The scikit-learn library contains a few small datasets that we can experiment with. Descriptions of the datasets are included here: https://scikit-learn.org/stable/datasets/toy_dataset.html. We will use two of them in this tutorial:

1) The Boston house prices dataset (for regression tasks) and

2) The breast cancer wisconsin (diagnostic) dataset (for classification tasks)

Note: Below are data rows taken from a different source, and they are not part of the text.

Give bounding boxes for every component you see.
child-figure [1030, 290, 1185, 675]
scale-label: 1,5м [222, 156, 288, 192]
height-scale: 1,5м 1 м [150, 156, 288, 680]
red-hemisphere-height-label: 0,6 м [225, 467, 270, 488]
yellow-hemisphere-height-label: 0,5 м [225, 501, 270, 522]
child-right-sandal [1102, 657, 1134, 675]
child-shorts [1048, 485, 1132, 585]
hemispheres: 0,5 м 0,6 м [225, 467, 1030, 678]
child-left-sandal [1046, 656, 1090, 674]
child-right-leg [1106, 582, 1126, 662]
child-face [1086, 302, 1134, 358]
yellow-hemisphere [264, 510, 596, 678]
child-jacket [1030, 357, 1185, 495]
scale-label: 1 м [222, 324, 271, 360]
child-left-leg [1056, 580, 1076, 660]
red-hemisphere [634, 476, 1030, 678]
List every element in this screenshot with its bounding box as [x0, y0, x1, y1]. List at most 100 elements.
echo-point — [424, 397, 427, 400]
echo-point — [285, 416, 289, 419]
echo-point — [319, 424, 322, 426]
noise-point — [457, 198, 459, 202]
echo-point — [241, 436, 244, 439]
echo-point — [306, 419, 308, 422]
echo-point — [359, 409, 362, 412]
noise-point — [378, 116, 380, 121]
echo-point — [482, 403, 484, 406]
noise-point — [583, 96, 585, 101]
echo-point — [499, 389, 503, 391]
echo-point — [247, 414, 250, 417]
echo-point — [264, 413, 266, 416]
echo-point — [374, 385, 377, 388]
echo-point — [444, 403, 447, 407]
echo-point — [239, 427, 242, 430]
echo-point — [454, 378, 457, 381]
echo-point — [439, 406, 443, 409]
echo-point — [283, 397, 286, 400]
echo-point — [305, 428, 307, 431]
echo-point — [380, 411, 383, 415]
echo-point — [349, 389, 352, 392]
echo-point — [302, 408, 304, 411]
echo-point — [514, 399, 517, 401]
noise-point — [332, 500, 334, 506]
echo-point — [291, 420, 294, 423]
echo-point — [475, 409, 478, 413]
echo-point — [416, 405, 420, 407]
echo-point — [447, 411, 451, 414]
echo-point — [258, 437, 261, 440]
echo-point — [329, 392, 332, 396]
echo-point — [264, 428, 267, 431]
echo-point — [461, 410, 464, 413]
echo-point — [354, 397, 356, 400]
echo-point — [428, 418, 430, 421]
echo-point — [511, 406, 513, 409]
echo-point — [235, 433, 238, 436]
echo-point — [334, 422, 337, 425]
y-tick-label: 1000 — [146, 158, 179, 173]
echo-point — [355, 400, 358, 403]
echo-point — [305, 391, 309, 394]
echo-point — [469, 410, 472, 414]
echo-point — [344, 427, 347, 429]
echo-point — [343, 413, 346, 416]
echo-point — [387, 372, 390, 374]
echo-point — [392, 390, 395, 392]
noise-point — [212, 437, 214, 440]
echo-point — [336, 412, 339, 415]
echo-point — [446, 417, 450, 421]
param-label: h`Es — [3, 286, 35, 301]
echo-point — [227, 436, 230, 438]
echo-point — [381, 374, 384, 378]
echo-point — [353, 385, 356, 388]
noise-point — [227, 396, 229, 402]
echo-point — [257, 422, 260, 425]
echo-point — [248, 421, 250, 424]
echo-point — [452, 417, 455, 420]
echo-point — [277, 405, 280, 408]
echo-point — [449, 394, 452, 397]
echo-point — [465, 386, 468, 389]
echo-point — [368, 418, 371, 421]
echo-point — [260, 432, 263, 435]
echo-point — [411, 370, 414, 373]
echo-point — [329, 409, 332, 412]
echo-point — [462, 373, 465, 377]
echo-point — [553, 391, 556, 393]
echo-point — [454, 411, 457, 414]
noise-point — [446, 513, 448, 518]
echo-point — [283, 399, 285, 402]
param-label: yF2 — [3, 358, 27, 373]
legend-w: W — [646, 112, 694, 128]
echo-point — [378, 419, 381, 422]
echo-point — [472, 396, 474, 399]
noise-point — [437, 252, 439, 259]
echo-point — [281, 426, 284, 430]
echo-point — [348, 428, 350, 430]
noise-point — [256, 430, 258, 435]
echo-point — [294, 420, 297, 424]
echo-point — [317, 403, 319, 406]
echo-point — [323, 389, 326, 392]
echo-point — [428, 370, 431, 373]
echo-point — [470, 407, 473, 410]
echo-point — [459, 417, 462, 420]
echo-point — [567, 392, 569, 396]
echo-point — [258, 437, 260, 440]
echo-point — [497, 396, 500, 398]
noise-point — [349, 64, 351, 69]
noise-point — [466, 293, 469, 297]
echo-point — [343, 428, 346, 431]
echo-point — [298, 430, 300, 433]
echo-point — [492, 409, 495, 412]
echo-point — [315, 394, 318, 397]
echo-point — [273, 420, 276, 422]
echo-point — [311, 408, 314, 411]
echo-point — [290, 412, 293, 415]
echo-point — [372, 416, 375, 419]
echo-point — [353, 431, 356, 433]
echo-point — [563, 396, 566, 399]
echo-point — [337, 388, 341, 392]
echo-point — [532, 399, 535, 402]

First we will load the datasets using helper functions and will take a look at the contents:

In [1]:
from sklearn.datasets import load_boston
import pandas as pd

boston = load_boston()
print(boston.DESCR)
(boston_X, boston_y) = load_boston(return_X_y=True)

.. _boston_dataset:

Boston house prices dataset
---------------------------

**Data Set Characteristics:**  

    :Number of Instances: 506 

    :Number of Attributes: 13 numeric/categorical predictive. Median Value (attribute 14) is usually the target.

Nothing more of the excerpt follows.